As the music director of XRT in the 1980's, I discovered a steaming portion of my job involved eating. It's not as bad as it sounds since the eating was accomplished at some of the best restaurants in Chicago. A record company representative would call me and say, "Hey, my VP of marketing is flying into Chicago and wants to meet all the radio people. Can you think of a really nice restaurant we could take him to?"
Here's what makes me kind of special. I could. I could think of a really nice restaurant we could take him to.
Other times some rock artist would tour the country meeting and greeting press and radio, I would find myself at some intimate dinner with an Iggy Pop watching some record company guy demonstrate his talent for folding napkins into parts of the male anatomy. Oh the romance of the record industry.
Once upon a time, 1989, Elvis Costello was promoting his new album Spike by attempting to meet as many radio people as he could. When he came to Chicago, I was invited to dine with him and his future ex-wife Cait O'Riordan, who was once a member of the Pogues.
This was to be a small dinner. Two or three people from Warner Brothers, my wife and yours truly. Cait was a vegetarian, so a suitable gourmet vegetarian restaurant was chosen and we convened at the appointed hour only to discover that there was a problem. A big problem.
Cait was a vegetarian, but also a smoker and we had happened on a vegetarian restaurant that felt tobacco was an anathema to the purity of their cuisine. I suppose they had a point. I mean why make the sacrifices necessary to eliminate such unhealthy food choices as steak and pork chops if you're just gonna light up a cigarette anyway.

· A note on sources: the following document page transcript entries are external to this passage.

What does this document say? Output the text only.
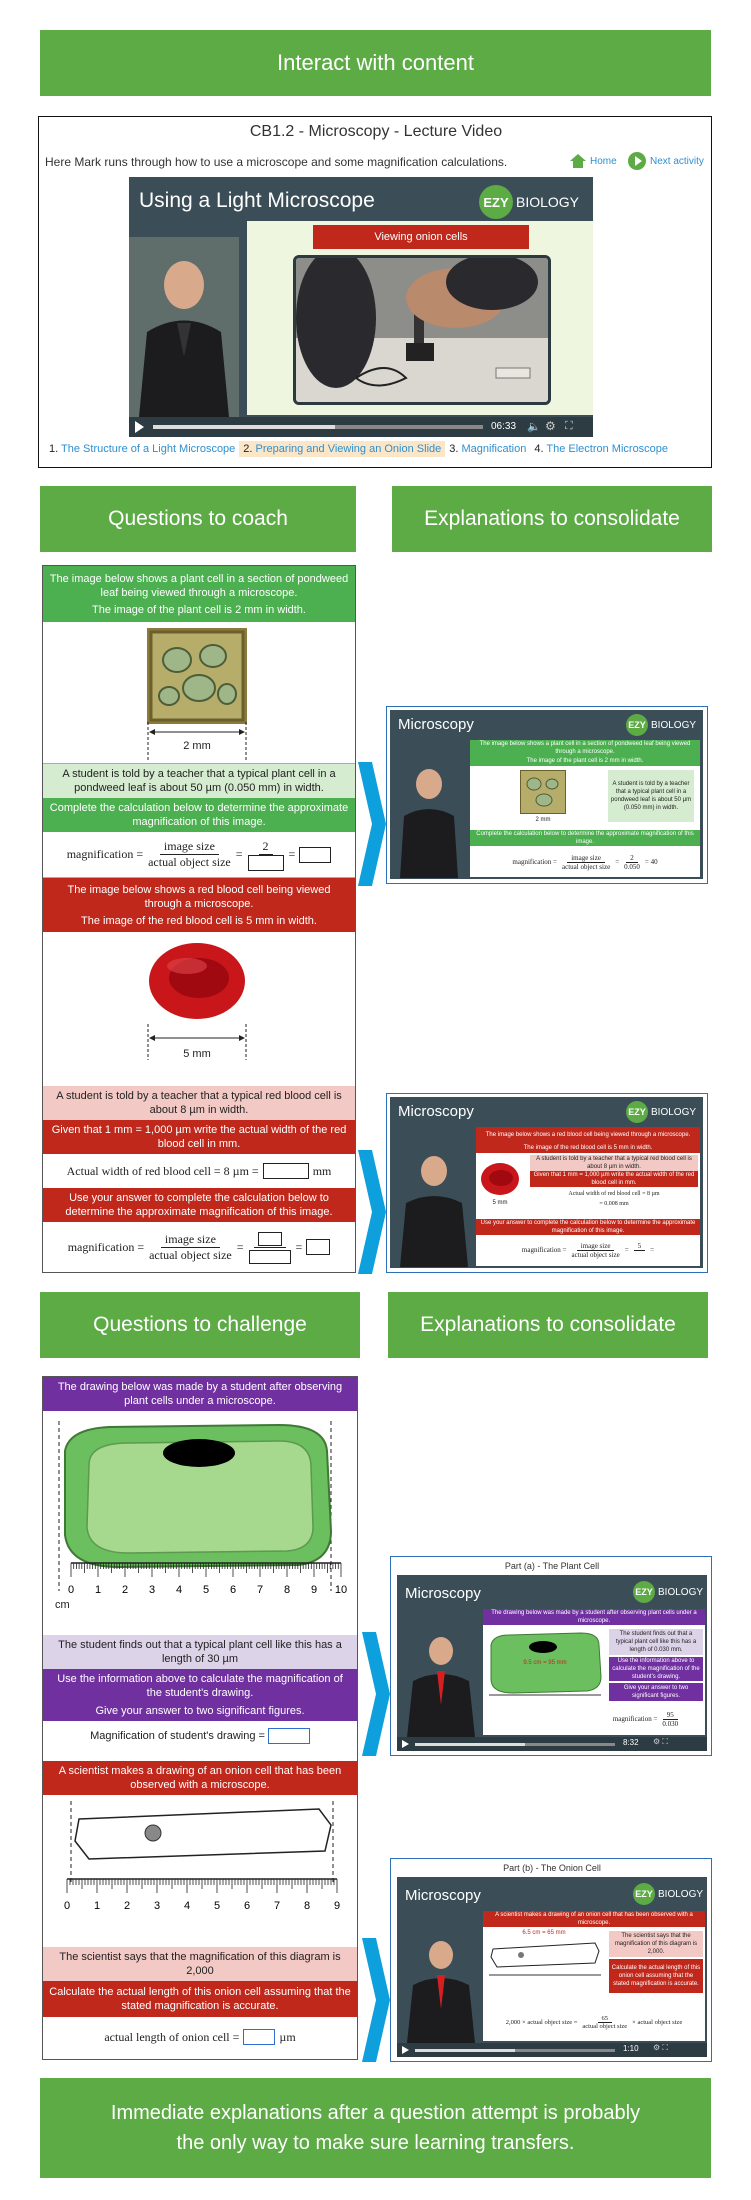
Interact with content
CB1.2 - Microscopy - Lecture Video
Here Mark runs through how to use a microscope and some magnification calculations.	Home	Next activity
Using a Light Microscope	EZY BIOLOGY
Viewing onion cells
06:33 🔈 ⚙ ⛶
1. The Structure of a Light Microscope 2. Preparing and Viewing an Onion Slide 3. Magnification 4. The Electron Microscope
Questions to coach	Explanations to consolidate
The image below shows a plant cell in a section of pondweed leaf being viewed through a microscope.
The image of the plant cell is 2 mm in width.
2 mm
A student is told by a teacher that a typical plant cell in a pondweed leaf is about 50 µm (0.050 mm) in width.
Complete the calculation below to determine the approximate magnification of this image.
magnification = $\frac{\text{image size}}{\text{actual object size}}$ =
2
=
The image below shows a red blood cell being viewed through a microscope.
The image of the red blood cell is 5 mm in width.
5 mm
A student is told by a teacher that a typical red blood cell is about 8 µm in width.
Given that 1 mm = 1,000 µm write the actual width of the red blood cell in mm.
Actual width of red blood cell = 8 µm =	mm
Use your answer to complete the calculation below to determine the approximate magnification of this image.
magnification = $\frac{\text{image size}}{\text{actual object size}}$ =	=
Microscopy	EZY BIOLOGY
The image below shows a plant cell in a section of pondweed leaf being viewed through a microscope.
The image of the plant cell is 2 mm in width.
2 mm
A student is told by a teacher that a typical plant cell in a pondweed leaf is about 50 µm (0.050 mm) in width.
Complete the calculation below to determine the approximate magnification of this image.
magnification = $\frac{\text{image size}}{\text{actual object size}} = \frac{2}{0.050} = 40$
Microscopy	EZY BIOLOGY
The image below shows a red blood cell being viewed through a microscope.
The image of the red blood cell is 5 mm in width.
5 mm
A student is told by a teacher that a typical red blood cell is about 8 µm in width.
Given that 1 mm = 1,000 µm write the actual width of the red blood cell in mm.
Actual width of red blood cell = 8 µm
= 0.008 mm
Use your answer to complete the calculation below to determine the approximate magnification of this image.
magnification = $\frac{\text{image size}}{\text{actual object size}}$ =
5

=
Questions to challenge	Explanations to consolidate
The drawing below was made by a student after observing plant cells under a microscope.
0 1 2 3 4 5 6 7 8 9 10
cm
The student finds out that a typical plant cell like this has a length of 30 µm
Use the information above to calculate the magnification of the student's drawing.
Give your answer to two significant figures.
Magnification of student's drawing =
A scientist makes a drawing of an onion cell that has been observed with a microscope.
0 1 2 3 4 5 6 7 8 9
The scientist says that the magnification of this diagram is 2,000
Calculate the actual length of this onion cell assuming that the stated magnification is accurate.
actual length of onion cell =	µm
Part (a) - The Plant Cell
Microscopy	EZY BIOLOGY
The drawing below was made by a student after observing plant cells under a microscope.
9.5 cm = 95 mm
The student finds out that a typical plant cell like this has a length of 0.030 mm.
Use the information above to calculate the magnification of the student's drawing.
Give your answer to two significant figures.
magnification = $\frac{95}{0.030}$
8:32 ⚙ ⛶
Part (b) - The Onion Cell
Microscopy	EZY BIOLOGY
A scientist makes a drawing of an onion cell that has been observed with a microscope.
6.5 cm = 65 mm	The scientist says that the magnification of this diagram is 2,000.
Calculate the actual length of this onion cell assuming that the stated magnification is accurate.
2,000 × actual object size = $\frac{65}{\text{actual object size}}$ × actual object size
1:10 ⚙ ⛶
Immediate explanations after a question attempt is probably
the only way to make sure learning transfers.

Smoke if you want to, but hey, nothing goes with tar and nicotine like a porterhouse.
Anyway, everyone was in a tizzy. Elvis Costello was in a tizzy because he was an especially attentive boyfriend. The record company was in a tizzy because Elvis Costello was in a tizzy. Cait was in a tizzy because in a tizzy was where she liked to be.
I should point out that I was not in a tizzy; I was just hungry. And I knew trying to find a table for eight at a restaurant in downtown Chicago on a Saturday night would only leave me much hungrier.
As it turns out, telling a restaurant in 1989 that Elvis Costello would like to come over and enjoy dinner changes some of the rules. When Warner brothers called an extremely popular Italian restaurant in the Melman empire and explained the situation, things worked out.
"Yes, how long a wait would there be for a party of eight?"
"An hour and a half to two hours."
"Oh, that's sad because we're here with Elvis Costello and..."
"Come right over. We will seat you immediately."
I made a note that I should dine with Elvis Costello more often. We sat around a large table and Elvis spoke expansively on a variety of topics including an upcoming boxing match between Mike Tyson and some British pugilist. Elvis was absolutely charming.
His date made that always difficult transition from "in a tizzy" to "peevish" and managed to speak not a single word the entire meal. Her reticence inspired me to ask her direct questions. She would lift her head out of her hands as if stirring from a nap and gaze at me with a combination of vacancy and contempt.
I think Elvis Costello and Diana Krall will be very happy together.